Les univers de fiction se comptent, dorénavant, par centaines, et
ceux qui les élaborent s’inspirent (c’est tout à fait légitime)
du monde dans lequel ils évoluent eux-mêmes. Ils prennent
pour première base de travail, ce monde-ci, avec ses qualités
et ses défauts, avec ses particularités, heureuses ou nuisibles.
Ils s’inspirent de sa géographie, de sa politique, de son économie,
de ses formes de gouvernement, et de la mosaïque de ses religions.

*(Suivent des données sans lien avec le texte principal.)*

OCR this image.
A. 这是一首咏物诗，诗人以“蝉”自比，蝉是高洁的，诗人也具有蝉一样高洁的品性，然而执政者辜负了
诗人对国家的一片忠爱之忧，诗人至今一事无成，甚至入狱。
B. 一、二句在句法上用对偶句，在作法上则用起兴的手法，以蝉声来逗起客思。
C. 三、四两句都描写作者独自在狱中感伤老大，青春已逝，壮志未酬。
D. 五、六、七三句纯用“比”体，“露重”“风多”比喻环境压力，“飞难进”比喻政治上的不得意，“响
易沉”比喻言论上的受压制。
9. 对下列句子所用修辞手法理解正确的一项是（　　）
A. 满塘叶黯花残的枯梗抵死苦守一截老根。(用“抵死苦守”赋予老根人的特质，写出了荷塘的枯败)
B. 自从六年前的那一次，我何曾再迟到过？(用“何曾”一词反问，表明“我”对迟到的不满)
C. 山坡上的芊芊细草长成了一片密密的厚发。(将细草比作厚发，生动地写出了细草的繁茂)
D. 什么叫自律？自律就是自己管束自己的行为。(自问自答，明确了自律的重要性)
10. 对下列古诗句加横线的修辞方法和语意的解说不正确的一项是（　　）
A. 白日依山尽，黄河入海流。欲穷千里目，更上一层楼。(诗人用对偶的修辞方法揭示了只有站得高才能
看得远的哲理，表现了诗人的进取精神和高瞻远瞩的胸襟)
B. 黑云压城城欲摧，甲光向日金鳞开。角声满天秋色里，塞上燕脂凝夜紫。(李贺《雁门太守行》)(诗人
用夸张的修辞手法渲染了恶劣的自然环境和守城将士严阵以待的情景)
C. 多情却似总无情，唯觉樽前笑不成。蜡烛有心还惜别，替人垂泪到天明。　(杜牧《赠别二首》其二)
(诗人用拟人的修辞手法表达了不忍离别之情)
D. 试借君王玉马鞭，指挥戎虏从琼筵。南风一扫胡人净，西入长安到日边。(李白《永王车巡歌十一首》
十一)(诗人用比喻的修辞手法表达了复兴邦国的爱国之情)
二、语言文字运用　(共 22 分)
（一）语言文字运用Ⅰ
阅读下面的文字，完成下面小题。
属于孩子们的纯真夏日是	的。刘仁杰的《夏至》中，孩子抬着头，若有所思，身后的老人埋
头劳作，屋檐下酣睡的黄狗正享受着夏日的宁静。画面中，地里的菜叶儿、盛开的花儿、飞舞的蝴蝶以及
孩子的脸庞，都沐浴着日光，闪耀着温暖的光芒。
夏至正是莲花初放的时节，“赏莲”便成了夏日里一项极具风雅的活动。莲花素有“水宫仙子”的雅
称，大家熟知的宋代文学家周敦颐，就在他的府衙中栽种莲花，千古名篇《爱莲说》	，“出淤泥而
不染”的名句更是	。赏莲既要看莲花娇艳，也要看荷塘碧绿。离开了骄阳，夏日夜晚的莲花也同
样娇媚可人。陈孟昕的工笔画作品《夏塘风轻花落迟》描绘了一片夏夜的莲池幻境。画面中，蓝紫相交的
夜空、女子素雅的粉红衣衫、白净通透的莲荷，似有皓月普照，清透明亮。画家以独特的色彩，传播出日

Pas de problème jusqu’ici. Là où ça se gâte,
c’est lorsque des idées reçues s’infiltrent dans ces processus
de création, afin de les corrompre de l’intérieur, et d’en
faire, en quelque sorte, des vitrines haineuses déguisées
en divertissements. Pas facile de discerner ces caméléons
au premier coup d’oeil, puisqu’ils sont parfois noyés dans un décorum
féerique aux tons flamboyants et pouvant paraître anodin à
beaucoup d’amateurs, sauf les plus méfiants...
Paranoïaque? C’est possible.
Qu’on en juge! À force de regarder de trop près, il pourra
se produire deux choses diamétralement opposées: on peut
commencer à percevoir ce qui est vraiment, ou commencer à
voir ce qui n’existe aucunement, comme dans le cas de ces fameuses toiles
abstraites, très floues, où l’on est censés découvrir
soit un voilier, soit des chevaux... ou soit des chimères (à
force d’essayer trop intensément).
Dans n’importe quel monde
« fictif », il y a des prêtres de ceci et des grands-prêtres
de cela. On retrouve par exemple dans le monde de Warhammer des
prêtres d’Arianka et des prêtres d’Ulric, même de diaboliques
prêtres de Slaanesh... Hélas pourquoi toujours des «
prêtres » seulement? Pourquoi pas des « bonzes »,
des « imâms », des « rabbins », et tout?
car puisqu’il s’agit là de mondes complètement fictifs...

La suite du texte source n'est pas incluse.